Dominion case against Fox could worsen as battle rages over redacted passages
Laura Ingraham speaking with attendees at the 2018 Student Action Summit in 2018. (Gage Skidmore/Flickr)

A Dominion Voting Systems legal brief that contains a wealth of text and emails sent between Fox News executives and on-air personalities that admits they were spreading lies about the 2020 presidential election results also contains about 35 redacted passages — and now questions are being raised about what is being hidden.

In his column for the Washington Post, media critic Eric Wemple pointed out the redactions came at the request of Fox News lawyers over objections by Dominion, and that does not bode well for the conservative news network as it attempts to stave off the $1.6 billion defamation lawsuit that some legal experts predict Fox will lose.

In one passage documented in the Washington Post report, Fox News CEO Suzanne Scott is mentioned, stating her "email to Meade Cooper after Fox News Eric Shawn fact-checked Sean Hannity's claims of election fraud says it all," followed by four lines that have been redacted.

According to Wemple, "Impenetrable black expanses in the filing thwart a complete understanding of what was happening as Fox News faced down a ratings collapse."

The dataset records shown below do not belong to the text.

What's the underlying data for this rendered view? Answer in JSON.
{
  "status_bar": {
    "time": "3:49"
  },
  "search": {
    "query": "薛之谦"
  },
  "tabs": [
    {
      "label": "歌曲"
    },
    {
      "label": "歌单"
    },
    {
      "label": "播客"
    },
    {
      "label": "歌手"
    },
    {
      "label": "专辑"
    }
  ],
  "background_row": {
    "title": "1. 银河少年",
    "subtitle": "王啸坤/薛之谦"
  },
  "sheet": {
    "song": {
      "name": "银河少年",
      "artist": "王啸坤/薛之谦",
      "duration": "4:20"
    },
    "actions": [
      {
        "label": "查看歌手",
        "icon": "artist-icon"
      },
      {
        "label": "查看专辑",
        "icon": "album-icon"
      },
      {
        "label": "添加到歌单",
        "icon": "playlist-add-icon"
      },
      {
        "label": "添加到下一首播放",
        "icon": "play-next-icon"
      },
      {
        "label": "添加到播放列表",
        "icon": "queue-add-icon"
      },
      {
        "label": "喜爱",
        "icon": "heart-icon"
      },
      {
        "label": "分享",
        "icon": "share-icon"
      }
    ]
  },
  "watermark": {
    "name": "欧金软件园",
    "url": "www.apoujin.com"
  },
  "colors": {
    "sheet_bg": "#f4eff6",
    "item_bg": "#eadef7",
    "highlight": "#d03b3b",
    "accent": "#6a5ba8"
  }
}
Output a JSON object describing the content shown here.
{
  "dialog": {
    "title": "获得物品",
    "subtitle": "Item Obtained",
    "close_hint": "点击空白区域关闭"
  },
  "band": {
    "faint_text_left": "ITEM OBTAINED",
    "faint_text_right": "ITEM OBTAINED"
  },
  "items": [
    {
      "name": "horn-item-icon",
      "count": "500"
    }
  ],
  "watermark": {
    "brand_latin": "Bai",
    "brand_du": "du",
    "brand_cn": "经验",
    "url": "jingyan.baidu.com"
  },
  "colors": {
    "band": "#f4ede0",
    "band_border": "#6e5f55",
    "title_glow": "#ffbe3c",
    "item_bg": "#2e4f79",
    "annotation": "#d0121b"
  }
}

He continued, "All told, there are about 35 redacted passages in the opening narrative of Dominion’s Feb. 16 filing, a collection of anecdotes that launched a frenzy of negative press for Fox News," before adding, "Both parties are working under an order allowing them to protect certain discovery materials — sensitive, proprietary, commercially sensitive information, for example — from unrestricted public release. All filings containing such designated material must be filed under seal and appropriately redacted before public release."

In a motion to unseal all the information in the Dominion brief, lawyers for NPR argued, "It has been the subject of widespread public interest and media coverage and undeniably involves a matter of profound public interest: namely, how a broadcast network fact-checked and presented to the public the allegations that the 2020 Presidential election was stolen and that plaintiff [Dominion] was to blame.”

Wemple also reported, "In a Feb. 17 filing, Dominion itself challenged the confidential treatment of material in three recent briefs by itself, Fox News and Fox Corp. All the redactions across all three briefs are there at the Fox Defendants’ request, the document notes."